I’m sure! The dog probably does more than that!
https://www.youtube.com/user/RocketRobinHood
I have a cel from this, actually close to the image posted. From what Kimball told me, the real riff was between then Executive Producer Ron Miller (Walt’s Son In Law) and Kimball. Bingo featured a comical section featuring football, a sensitive issue since Miller was an ex Rams football player. Kimball screened his work in progress for the execs at Disney, which included Miller and told me that there were no laughs during the screening and no comments afterwards. The project was shelved shortly after that, with Kimball retiring a bit later. I also heard from a reliable source, that Kimball didn’t go out quietly. In true Kimball fashion, The night he left the studio, he brought in a bunch of live chickens and let them run free on the executive level of the Animation building!
What a trooper!
Who owns the rights to Rocket Robin Hood today?

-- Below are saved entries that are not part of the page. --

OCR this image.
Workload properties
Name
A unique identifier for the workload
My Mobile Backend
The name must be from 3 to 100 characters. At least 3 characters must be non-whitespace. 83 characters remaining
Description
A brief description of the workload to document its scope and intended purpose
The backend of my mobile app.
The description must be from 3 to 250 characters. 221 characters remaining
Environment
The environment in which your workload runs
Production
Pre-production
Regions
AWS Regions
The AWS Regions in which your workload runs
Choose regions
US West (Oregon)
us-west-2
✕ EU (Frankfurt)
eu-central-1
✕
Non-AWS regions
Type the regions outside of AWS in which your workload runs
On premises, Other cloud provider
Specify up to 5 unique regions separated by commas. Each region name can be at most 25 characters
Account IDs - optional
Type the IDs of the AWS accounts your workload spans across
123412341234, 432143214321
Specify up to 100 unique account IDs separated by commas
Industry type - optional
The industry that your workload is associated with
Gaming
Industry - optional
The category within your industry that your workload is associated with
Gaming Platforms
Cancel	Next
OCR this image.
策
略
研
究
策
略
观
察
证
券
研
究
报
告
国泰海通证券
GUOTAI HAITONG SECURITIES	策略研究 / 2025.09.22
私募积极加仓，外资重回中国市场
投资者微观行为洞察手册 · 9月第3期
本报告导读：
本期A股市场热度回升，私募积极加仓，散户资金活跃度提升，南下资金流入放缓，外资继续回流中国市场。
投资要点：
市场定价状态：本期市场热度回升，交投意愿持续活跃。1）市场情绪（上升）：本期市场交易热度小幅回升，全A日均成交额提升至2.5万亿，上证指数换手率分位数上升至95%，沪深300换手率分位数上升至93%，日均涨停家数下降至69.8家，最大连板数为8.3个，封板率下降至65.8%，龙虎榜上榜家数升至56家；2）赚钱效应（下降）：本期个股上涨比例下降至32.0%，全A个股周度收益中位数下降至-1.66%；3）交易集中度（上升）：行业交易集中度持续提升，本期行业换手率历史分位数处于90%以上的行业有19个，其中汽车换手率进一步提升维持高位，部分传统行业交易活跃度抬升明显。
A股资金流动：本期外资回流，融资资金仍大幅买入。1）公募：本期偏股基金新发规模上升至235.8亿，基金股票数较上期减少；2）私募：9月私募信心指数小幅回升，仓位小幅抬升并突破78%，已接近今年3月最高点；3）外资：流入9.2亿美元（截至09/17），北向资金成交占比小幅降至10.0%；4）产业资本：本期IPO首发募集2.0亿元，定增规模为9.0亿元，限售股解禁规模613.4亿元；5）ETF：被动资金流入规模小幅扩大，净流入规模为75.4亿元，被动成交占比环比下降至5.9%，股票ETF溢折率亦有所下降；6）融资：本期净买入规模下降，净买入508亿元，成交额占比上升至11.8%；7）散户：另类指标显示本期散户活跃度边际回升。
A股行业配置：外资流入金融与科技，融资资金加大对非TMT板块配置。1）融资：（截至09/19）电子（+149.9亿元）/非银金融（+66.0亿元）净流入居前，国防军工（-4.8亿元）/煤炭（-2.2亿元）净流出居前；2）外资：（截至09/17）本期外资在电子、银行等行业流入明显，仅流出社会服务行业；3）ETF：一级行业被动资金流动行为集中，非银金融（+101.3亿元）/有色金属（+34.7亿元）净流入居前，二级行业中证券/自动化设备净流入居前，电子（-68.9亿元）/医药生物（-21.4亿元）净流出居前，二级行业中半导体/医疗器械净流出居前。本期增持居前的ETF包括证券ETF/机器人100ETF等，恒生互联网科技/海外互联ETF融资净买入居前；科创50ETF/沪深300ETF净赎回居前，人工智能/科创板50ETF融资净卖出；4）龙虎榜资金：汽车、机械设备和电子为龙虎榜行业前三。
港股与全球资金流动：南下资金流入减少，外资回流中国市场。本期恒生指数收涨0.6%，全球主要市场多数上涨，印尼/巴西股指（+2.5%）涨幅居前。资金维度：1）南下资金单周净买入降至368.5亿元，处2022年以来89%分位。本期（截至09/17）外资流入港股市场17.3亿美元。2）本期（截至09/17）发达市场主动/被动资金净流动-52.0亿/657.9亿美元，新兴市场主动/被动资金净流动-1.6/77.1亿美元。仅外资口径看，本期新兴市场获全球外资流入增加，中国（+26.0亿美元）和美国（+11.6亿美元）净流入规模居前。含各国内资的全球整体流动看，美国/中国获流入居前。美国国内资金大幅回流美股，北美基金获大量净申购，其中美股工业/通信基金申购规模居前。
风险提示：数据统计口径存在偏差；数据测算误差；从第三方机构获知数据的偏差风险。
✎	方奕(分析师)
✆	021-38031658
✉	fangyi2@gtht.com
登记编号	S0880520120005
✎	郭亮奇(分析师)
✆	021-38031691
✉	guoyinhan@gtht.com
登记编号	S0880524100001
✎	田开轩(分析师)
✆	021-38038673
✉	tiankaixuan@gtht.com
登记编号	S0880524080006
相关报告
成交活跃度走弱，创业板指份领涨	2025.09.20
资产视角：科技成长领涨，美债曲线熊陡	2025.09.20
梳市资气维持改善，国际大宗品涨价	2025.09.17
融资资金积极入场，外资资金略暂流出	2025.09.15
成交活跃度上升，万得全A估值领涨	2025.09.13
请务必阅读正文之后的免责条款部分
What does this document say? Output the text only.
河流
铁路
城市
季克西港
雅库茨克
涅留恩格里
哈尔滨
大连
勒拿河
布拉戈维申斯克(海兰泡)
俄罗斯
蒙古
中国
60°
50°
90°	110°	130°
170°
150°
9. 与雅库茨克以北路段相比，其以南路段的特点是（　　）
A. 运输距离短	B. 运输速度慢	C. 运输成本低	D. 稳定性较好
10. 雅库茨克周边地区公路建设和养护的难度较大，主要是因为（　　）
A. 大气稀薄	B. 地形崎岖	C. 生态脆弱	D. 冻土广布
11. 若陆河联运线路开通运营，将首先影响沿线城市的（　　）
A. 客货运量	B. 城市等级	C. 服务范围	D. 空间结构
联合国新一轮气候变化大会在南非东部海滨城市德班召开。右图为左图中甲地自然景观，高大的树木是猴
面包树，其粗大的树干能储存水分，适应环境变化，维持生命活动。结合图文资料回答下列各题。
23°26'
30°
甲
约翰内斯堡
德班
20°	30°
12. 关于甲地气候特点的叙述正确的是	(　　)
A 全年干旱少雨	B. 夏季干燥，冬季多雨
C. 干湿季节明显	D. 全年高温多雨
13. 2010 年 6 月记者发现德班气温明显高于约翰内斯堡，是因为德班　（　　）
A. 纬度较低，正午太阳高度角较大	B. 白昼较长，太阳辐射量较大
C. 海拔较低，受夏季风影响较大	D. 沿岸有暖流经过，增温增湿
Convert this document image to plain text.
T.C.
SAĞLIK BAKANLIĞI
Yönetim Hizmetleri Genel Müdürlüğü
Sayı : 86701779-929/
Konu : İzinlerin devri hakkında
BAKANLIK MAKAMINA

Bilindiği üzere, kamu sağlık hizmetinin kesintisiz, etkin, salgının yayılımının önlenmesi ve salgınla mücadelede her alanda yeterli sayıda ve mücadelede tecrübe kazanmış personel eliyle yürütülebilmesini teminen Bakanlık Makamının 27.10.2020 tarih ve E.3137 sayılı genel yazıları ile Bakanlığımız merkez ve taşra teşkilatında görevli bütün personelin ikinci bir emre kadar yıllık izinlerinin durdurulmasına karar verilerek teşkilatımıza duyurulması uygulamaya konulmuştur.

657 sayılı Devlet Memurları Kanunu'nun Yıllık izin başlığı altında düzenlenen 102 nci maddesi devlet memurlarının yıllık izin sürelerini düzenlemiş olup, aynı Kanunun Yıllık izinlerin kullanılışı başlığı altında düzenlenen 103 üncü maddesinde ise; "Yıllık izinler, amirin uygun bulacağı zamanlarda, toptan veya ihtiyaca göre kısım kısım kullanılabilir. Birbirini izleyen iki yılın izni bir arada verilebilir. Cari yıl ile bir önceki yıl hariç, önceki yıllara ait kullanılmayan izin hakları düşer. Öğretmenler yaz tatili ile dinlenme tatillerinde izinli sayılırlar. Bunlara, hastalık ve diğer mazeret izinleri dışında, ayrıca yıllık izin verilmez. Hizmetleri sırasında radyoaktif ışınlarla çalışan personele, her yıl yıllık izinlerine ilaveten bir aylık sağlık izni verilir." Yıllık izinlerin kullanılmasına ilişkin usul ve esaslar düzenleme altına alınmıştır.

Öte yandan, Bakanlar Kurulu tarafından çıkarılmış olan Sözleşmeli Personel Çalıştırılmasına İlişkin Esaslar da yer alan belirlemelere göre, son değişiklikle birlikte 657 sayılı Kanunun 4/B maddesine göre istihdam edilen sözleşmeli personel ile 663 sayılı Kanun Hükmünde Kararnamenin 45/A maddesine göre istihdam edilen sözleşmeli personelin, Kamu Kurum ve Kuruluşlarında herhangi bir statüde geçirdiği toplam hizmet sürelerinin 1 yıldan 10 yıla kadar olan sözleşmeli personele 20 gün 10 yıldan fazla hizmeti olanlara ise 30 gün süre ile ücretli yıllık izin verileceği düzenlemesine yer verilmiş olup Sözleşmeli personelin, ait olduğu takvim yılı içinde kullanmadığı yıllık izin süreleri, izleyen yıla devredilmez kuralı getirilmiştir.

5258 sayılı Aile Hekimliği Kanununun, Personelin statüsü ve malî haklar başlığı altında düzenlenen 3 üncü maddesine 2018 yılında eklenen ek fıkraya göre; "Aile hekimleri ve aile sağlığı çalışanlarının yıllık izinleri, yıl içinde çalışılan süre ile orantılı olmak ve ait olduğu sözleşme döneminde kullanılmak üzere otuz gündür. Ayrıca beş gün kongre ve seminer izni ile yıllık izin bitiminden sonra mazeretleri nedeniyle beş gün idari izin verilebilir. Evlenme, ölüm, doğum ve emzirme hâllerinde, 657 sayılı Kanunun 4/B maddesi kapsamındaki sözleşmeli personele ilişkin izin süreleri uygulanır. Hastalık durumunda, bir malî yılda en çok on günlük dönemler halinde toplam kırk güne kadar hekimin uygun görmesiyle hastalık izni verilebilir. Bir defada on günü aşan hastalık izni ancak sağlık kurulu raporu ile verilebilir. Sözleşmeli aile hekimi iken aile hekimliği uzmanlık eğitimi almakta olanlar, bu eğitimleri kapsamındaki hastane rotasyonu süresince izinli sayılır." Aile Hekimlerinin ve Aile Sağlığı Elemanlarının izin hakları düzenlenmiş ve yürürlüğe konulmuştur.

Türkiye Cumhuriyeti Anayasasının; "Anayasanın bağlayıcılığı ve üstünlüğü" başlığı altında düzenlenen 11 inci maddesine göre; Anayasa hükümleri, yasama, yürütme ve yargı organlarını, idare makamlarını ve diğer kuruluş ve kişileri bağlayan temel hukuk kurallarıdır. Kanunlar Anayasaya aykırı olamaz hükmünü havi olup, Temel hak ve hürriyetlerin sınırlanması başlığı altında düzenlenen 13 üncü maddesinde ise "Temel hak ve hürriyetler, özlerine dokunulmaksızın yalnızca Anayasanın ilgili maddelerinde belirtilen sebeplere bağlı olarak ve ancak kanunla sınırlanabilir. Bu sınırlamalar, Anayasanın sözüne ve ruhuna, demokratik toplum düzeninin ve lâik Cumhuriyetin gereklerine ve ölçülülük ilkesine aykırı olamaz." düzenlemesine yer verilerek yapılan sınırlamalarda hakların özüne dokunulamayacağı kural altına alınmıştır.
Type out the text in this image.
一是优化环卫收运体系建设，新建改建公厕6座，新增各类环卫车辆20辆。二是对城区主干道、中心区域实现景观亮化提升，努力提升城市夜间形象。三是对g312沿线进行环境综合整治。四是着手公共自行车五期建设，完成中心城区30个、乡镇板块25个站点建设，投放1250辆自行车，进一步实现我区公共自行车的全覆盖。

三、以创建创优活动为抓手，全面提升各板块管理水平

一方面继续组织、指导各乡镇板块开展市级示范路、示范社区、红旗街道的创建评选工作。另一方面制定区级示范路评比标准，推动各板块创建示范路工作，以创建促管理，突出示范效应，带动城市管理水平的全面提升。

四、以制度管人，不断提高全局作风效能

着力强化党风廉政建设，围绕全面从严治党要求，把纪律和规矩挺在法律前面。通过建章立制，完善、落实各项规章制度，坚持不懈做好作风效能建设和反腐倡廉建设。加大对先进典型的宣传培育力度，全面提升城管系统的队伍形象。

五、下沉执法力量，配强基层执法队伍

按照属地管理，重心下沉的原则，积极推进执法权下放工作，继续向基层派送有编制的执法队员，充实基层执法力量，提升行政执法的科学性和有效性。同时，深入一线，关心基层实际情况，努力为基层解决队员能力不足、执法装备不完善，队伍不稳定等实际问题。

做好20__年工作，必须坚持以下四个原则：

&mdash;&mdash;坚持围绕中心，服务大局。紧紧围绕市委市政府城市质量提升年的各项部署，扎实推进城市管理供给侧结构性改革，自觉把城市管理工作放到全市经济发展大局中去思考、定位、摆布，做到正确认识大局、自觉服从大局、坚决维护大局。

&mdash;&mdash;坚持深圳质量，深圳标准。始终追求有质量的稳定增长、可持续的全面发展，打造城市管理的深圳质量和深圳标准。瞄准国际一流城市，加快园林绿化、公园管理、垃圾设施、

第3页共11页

I knew Dino Kotopoulis when he lived in Toronto. We hung out for some time in Yorkville before he moved to Florida. He was a storyboard artist. I remember he did the Kleenex boxes.. He was so very handsome and talented
I’m not exactly sure where the research came from to write the section about Dino Kotopoulis and the “stolen” pens, but it’s almost exactly as I have related it to others and how Dino related it to me in person. In Toronto, I worked for Dino as an animator from 1975 until the early 1980’s, off and on. He came to Canada around 1973 and lived there probably until the mid-1980’s. His first assignment in Toronto (a couple of years before I met him) was a major industrial film for Esso, I believe, which kept many people employed for a year or so. Marlene Weller is quite right, and reminded me, about the Kleenex boxes that had animal designs Dino created. Also, referring to Marlene’s recollection, Dino was indeed a very charasmatic individual. I always thought he was a cross between Telly Savalas and Marlon Brando. The air would come out of a room when he entered it. Indeed, he was remarkably talented and I greatly appreciated and admired, and related to, his artistic work. I just learned of Dino’s death which occurred in 2020 and I was very saddened. Dino put a lot of responsibility and faith into my abilities as a young man when I animated and produced many commercials with him. I shall never forget him.